The plain truth is that if Donald Trump is nominated, he will win in 2024, especially if his opponent is Joe Biden. There are simply too many voters who will answer the question “Are you better off now than you were four years ago?” by saying “No—I am certainly not”, and then voting for Trump. Let’s remember, he really only needed an additional 40k to 60k votes across a number of key states—to win.
The task of this committee is to churn up so much evidence of Trump’s complicity and duplicity that Republican voters are unable to swallow hard for a third time and support him. They must provide his primary opponents with the means to take him down, because if they do not, he will be President again. The consequences of hoping that Biden or Democrat X will be able to defeat him are potentially disastrous, and the way to rid the country of Trump forever, is to be part of helping the GOP to get out of its own, incompetent way.

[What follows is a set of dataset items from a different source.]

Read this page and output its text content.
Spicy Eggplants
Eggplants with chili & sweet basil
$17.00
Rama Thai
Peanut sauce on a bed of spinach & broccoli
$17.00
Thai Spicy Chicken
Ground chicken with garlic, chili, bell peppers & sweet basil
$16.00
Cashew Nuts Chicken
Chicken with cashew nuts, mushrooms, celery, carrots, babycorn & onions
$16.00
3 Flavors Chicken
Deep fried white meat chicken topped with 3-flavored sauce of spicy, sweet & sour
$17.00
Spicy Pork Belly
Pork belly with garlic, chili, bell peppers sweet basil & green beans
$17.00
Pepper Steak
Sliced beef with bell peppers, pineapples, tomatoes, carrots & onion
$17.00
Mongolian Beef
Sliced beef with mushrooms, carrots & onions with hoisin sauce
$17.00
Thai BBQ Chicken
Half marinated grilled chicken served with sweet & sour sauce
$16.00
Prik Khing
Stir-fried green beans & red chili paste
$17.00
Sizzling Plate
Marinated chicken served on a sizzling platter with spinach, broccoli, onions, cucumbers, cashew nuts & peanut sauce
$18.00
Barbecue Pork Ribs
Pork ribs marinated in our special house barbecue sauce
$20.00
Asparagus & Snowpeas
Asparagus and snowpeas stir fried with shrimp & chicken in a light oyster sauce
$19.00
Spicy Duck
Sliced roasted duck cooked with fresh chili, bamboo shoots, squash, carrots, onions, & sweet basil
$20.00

This sort of advice runs against the tide, in that no party REALLY wants to admit defeat. But that’s exactly what the Democrats must do. They must act strategically and patriotically and concentrate on the 2026 mid-term elections—because they are utterly powerless to stop the GOP wave coming their way over the next 2.5 years.
There will be few if any smoking guns. What the committee must do is relentlessly pound Donald Trump and his enablers. They must resist the urge to grandstand for their OWN base—if anything, they need to grandstand for Republican voters. If they do what comes naturally to them, the committee will fail in having served anything but a useful historical record.